Le gouvernement zimbabwéen détruit les bidonvilles, notamment des marchés informels, en avançant comme prétexte la montée de la criminalité et les risques de maladies imputables à la promiscuité.

L`ONU décide de mobiliser une aide humanitaire internationale pour permettre au gouvernement de Harare de s`occuper des victimes, mais l`offre est déclinée par les autorités du pays estimant que l`aide extérieure n'était pas nécessaire.
En mai 2006, plus de 10 000 autres personnes sont expulsées pour les mêmes motifs.

Urbanisme

Les rues du centre-ville ont été tracées au cordeau autour des Harare Gardens. Assez compact, il se visite facilement à pied bien que les agressions et la criminalité y aient fait des ravages ces dernières années.

Tourisme

Harare mérite une visite si on aime l'architecture coloniale tout comme la ville de Bulawayo.
Les touristes ne manqueront pas de grimper sur le kopje pour avoir une vue sur la ville avant de flaner sur Robert Mugabe Road pour y admirer les bâtiments anciens de Salisbury.
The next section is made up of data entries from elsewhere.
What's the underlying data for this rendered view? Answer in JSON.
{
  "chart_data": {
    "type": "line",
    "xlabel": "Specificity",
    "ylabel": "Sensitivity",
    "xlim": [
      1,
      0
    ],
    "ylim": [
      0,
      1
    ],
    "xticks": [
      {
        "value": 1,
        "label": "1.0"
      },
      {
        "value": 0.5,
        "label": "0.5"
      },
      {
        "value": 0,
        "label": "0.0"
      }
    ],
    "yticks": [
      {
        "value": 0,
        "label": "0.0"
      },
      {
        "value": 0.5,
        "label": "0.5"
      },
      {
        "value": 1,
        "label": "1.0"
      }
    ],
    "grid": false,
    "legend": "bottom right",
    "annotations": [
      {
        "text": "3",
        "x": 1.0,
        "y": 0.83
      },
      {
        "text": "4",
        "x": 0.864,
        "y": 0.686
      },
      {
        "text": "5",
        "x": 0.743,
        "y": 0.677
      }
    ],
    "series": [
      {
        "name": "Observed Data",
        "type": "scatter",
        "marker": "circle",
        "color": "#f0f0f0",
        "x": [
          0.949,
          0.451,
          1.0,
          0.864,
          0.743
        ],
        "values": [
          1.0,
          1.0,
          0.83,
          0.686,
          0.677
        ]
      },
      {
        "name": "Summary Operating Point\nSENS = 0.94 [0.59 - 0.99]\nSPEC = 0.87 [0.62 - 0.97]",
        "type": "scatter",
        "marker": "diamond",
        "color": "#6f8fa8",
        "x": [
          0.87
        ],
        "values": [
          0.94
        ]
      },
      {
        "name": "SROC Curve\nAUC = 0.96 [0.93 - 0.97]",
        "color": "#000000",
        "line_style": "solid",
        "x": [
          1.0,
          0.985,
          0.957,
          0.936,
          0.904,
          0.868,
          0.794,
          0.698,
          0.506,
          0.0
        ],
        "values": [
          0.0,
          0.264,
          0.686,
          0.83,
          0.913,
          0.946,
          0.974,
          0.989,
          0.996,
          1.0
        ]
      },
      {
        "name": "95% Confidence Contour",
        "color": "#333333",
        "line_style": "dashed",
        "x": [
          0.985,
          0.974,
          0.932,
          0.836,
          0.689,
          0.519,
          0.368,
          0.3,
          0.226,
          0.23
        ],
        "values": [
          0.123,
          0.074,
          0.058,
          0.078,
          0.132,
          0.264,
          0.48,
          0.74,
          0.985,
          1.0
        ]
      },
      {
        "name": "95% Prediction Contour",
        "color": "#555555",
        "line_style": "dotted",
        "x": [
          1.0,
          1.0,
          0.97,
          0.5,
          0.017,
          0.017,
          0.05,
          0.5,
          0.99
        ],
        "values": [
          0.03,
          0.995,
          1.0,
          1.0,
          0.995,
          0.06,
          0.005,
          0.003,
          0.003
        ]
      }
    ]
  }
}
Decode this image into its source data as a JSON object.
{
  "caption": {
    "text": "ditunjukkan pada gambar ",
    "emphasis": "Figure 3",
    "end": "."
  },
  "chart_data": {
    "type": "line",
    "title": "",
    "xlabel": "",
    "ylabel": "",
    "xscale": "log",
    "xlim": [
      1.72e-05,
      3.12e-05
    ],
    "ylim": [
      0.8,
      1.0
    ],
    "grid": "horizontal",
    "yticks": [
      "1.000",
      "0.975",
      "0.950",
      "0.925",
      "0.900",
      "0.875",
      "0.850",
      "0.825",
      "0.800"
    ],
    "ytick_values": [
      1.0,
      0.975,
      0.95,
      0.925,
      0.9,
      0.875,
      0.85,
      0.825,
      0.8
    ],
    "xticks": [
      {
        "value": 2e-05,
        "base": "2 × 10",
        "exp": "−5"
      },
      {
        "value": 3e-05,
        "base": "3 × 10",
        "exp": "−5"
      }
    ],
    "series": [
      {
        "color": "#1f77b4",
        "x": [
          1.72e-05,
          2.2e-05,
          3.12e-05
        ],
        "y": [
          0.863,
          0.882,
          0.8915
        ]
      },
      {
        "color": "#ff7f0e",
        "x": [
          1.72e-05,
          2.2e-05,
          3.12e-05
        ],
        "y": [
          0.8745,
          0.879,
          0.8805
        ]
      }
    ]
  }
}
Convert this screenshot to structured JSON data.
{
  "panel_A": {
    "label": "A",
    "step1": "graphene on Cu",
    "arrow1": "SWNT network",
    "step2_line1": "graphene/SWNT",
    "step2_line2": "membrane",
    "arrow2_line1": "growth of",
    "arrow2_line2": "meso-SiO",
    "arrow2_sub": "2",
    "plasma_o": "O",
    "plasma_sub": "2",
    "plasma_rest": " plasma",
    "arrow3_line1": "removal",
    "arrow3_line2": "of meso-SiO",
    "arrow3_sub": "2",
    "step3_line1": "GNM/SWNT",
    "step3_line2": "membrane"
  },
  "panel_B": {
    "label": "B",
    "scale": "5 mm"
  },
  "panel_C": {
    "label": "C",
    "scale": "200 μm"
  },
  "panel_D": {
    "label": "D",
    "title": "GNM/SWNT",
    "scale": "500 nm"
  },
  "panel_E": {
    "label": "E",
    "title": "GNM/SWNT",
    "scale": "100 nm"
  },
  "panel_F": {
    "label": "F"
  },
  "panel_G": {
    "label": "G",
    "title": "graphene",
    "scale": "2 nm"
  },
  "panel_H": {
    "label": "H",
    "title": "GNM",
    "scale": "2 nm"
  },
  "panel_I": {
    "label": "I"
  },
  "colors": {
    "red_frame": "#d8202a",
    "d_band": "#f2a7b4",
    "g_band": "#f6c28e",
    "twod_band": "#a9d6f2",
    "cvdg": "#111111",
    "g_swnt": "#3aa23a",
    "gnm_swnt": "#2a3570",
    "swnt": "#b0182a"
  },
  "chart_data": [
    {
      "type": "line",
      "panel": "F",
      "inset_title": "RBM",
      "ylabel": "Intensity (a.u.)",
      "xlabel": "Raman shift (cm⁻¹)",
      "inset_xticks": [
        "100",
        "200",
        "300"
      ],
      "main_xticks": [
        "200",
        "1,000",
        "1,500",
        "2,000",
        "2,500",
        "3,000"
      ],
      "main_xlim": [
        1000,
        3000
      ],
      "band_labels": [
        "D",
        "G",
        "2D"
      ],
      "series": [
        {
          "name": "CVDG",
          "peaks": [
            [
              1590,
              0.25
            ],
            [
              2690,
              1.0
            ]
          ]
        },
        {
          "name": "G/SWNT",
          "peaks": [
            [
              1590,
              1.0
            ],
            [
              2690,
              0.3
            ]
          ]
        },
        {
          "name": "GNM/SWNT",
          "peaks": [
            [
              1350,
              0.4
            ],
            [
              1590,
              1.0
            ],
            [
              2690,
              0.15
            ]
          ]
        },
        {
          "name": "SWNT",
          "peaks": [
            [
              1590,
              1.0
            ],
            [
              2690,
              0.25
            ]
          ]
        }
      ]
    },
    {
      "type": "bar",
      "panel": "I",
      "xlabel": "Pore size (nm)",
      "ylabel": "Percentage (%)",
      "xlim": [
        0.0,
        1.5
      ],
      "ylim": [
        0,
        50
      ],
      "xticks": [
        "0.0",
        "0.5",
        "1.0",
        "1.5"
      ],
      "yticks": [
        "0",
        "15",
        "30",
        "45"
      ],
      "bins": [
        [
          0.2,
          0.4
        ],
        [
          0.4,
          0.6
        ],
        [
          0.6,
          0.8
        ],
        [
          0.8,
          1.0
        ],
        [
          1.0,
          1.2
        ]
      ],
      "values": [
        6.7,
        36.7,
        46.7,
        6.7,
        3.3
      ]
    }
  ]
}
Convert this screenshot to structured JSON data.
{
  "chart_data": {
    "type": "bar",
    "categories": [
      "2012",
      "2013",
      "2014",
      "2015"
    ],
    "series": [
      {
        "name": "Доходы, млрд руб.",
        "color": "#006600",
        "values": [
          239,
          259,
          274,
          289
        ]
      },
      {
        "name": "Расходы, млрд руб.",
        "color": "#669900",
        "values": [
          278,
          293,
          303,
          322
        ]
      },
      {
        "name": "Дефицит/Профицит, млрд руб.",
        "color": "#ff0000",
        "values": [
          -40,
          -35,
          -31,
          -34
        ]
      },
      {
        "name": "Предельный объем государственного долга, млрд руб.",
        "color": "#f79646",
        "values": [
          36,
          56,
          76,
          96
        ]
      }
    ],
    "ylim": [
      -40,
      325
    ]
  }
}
Ils prêteront également attention à la Cecil House 1901sur central avenue, au Market Hall 1893 au dépôt mortuaire Mère Patrick 1895 et aux bâtiments du parlement 1895.

Les visiteurs doivent se rendre à la Cathédrale anglicane 1913-1964 conçue par Herbert Baker sur Nelson Mandela Avenue ex-Baker Avenue et se promener dans l'African Unity Square Cecil Square rhodésien.

Ils jetteront aussi un coup d'œil à l'hôtel de ville 1933 de style renaissance italienne localisé sur Julius Nyerere Way.

Ceux qui aiment la flore seront ravis de visiter les jardins botaniques et les passionnés d'arts africains se rendront à la National Gallery.

Citons également aux abords d'Harare la réserve boisée de Mukuvisi Woodlands, le village shona de Chapungu Kraal, les rochers en équilibre de Epworth reproduits sur les billets de banque, les archives nationales ou le cimetière des héros.
Les banlieues huppées d'Harare méritent le détour.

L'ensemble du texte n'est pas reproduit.